Key words Human basophils
Springer Online Journal Archives 1860-2000
Abstract Chemokines are proinflammatory peptides regulating the functions of various hematopoietic cells. We have analyzed the effects of seven recombinant human (rh) chemokines (MCAF, RANTES, MIP-1α, MIP-1β, IL-8, GRO, and IP-10) on the growth and function of human basophils and mast cells. We found that MCAF, but not RANTES, MIP-1α, MIP-1β, IL-8, GRO, or IP-10, causes direct and dose-dependent histamine release from basophils (MCAF, 5 μg/ml: 26.9±3.4%; other chemokines: 〈5% of total histamine).

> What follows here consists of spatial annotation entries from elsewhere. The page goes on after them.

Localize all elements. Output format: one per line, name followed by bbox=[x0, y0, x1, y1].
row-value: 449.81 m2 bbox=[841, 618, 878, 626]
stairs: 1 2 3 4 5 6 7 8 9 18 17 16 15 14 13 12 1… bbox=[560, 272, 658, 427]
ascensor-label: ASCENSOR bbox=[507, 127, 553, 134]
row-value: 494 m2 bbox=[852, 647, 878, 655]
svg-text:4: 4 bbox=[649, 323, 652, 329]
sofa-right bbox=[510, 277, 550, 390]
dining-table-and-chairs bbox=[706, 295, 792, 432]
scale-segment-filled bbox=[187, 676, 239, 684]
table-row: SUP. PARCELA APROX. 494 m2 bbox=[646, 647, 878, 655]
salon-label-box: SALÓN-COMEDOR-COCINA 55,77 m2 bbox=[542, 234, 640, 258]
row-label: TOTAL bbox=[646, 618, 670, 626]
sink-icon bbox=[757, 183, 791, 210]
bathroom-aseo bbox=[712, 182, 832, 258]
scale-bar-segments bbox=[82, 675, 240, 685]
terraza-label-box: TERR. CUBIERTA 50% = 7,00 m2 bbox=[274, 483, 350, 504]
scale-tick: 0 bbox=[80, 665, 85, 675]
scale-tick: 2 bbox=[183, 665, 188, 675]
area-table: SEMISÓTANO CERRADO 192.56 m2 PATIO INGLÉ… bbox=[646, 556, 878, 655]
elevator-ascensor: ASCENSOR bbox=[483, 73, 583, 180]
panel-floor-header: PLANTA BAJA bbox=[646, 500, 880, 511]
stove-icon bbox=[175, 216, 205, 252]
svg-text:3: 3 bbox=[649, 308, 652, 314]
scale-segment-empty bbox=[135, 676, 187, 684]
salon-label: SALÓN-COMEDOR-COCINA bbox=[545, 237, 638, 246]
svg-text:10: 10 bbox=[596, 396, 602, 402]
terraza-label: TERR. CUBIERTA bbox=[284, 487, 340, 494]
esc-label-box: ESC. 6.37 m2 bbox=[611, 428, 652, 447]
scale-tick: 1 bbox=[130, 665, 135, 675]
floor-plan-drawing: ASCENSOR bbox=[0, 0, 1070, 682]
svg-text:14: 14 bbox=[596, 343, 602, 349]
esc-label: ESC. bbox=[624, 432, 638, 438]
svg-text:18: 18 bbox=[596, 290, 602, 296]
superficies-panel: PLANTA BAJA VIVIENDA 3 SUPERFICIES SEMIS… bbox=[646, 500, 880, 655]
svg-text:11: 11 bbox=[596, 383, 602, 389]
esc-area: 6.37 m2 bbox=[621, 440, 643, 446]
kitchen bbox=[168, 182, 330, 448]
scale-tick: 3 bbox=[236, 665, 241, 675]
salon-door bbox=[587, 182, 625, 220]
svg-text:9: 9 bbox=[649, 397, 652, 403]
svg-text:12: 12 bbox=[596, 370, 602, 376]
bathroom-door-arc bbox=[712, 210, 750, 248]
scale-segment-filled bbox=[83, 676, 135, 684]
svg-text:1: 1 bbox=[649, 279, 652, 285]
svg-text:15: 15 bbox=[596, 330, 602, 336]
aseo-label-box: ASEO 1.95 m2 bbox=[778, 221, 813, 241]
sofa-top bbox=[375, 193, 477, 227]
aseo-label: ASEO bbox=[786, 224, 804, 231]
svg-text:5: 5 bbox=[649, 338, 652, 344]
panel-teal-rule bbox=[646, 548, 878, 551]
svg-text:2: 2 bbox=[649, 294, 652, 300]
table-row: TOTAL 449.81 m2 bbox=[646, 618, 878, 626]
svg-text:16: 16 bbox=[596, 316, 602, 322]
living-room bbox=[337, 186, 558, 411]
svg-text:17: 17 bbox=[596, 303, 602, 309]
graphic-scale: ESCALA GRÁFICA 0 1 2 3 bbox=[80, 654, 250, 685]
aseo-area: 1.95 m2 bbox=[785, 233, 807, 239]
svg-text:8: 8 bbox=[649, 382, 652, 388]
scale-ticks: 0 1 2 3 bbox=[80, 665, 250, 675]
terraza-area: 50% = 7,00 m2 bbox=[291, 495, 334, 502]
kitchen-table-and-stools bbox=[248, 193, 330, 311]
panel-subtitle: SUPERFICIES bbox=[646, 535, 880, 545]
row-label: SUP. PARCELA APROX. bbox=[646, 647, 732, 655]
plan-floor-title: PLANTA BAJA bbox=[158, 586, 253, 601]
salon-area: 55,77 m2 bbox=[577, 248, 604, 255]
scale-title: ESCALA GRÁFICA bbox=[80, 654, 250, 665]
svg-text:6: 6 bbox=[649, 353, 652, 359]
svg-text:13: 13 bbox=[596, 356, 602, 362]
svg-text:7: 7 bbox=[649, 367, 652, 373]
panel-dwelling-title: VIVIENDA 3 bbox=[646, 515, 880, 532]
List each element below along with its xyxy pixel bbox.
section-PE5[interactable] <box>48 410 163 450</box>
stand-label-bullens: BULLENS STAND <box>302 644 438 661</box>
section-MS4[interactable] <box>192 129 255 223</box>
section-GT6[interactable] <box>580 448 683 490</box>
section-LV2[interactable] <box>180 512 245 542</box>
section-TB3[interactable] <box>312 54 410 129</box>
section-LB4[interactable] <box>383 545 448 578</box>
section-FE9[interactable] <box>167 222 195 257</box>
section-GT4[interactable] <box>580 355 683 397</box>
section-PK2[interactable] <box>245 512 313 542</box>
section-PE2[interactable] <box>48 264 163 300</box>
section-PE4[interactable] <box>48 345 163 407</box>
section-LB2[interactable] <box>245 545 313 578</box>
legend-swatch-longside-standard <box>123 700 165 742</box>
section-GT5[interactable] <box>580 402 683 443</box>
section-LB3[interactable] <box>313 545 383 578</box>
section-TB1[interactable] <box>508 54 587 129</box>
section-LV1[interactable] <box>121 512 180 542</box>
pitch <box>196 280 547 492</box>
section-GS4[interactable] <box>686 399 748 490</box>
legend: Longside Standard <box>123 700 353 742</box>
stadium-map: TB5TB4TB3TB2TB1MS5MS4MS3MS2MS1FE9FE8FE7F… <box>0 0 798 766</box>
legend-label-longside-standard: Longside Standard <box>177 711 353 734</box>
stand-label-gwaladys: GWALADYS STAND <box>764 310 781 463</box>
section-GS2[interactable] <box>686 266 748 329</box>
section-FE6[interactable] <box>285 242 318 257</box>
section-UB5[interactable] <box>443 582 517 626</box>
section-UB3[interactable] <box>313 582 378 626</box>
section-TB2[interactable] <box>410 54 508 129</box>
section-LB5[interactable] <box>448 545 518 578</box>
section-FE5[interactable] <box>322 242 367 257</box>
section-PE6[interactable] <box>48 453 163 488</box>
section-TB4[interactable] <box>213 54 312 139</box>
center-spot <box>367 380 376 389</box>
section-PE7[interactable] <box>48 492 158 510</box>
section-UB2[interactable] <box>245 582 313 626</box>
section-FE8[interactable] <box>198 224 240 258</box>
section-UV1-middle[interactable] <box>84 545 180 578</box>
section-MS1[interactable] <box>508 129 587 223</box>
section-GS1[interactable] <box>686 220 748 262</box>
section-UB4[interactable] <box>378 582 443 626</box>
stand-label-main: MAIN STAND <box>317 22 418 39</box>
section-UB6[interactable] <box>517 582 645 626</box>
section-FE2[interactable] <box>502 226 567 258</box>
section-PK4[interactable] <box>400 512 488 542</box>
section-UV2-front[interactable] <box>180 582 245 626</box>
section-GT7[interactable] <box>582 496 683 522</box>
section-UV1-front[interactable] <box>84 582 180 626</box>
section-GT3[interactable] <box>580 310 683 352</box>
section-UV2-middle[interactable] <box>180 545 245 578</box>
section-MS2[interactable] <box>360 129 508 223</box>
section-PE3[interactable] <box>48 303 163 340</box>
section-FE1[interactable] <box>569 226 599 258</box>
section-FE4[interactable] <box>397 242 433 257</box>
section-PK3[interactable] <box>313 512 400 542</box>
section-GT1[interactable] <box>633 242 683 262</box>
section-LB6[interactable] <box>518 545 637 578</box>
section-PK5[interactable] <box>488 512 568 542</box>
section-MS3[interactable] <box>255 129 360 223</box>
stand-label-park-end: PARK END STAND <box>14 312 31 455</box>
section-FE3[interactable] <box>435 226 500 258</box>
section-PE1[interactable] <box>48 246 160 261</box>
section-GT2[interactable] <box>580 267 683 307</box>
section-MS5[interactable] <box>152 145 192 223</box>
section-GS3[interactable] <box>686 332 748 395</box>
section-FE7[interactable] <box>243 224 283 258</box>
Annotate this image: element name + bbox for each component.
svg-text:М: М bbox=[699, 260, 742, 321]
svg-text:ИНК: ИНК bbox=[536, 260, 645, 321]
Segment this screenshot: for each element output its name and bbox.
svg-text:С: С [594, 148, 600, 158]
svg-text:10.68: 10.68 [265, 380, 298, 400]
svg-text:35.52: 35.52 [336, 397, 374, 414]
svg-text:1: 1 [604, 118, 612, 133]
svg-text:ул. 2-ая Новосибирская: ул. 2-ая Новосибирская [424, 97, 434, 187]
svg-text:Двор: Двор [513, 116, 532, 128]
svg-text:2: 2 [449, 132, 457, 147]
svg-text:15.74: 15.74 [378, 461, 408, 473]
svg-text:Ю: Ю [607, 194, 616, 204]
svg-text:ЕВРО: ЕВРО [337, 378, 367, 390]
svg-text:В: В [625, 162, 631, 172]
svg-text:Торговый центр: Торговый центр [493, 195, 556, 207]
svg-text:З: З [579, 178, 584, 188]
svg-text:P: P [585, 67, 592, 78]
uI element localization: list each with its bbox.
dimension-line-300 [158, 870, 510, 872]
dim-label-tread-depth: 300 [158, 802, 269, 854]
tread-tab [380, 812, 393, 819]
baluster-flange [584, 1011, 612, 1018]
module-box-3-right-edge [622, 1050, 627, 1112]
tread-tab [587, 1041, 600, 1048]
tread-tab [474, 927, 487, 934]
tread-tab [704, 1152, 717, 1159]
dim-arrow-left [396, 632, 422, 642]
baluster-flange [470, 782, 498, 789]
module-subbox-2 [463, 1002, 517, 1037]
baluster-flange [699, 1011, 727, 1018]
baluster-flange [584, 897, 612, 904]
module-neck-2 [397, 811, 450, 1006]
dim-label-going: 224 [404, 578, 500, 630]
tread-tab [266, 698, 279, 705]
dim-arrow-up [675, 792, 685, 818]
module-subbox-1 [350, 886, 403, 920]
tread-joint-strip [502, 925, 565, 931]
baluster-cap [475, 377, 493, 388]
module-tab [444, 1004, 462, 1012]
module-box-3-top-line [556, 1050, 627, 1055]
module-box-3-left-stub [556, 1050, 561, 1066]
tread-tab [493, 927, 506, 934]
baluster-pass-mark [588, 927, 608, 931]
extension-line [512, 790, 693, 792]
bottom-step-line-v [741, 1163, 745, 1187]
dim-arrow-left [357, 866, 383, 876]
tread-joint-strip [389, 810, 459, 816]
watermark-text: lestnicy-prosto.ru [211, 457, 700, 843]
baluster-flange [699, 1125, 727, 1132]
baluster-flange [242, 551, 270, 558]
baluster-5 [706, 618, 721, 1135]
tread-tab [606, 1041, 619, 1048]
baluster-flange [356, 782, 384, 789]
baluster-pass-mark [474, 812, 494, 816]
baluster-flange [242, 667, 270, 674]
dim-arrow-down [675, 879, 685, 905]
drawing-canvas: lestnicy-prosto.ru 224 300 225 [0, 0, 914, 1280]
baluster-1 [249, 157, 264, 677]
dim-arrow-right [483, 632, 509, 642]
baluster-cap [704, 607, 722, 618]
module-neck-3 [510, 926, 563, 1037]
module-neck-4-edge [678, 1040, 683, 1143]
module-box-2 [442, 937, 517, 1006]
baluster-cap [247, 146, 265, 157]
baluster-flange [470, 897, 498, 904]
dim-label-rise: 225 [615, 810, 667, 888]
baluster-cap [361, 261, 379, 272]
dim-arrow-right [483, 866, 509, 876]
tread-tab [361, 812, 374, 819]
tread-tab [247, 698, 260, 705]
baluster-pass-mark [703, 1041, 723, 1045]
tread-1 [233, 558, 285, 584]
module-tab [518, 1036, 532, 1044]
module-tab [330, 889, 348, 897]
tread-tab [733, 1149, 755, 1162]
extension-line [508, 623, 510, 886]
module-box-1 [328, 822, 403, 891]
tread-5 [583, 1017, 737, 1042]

An increased (2.1 to 3.5-fold) response to MCAF was obtained when basophils were preincubated with rh interleukin-3 (100 units/ml). Moreover, IL-3-primed basophils became responsive to physiologic concentrations (〈1 μg/ml) of MCAF, IL-8, and RANTES. None of the chemokines tested was able to induce histamine secretion in mast cells obtained from lung (n=2), skin (n=1), uterus (n=3), or tonsils (n=3), even when cells had been preincubated with the mast cell agonist SCF. The chemokines also failed to modulate the expression of activation antigens (CD11b/C3biR, CD25/IL-2Rβ, CD63, IL-3Rα, CD117/c-kit) on the mast cell line HMC-1 or the basophil cell line KU-812 and were unable to induce differentiation of basophils or mast cells in culture. Together, our results show that basophils respond to rhIL-8, rhMCAF, and rhRANTES and that, unlike human basophils, human mast cells are unresponsive to recombinant chemokines.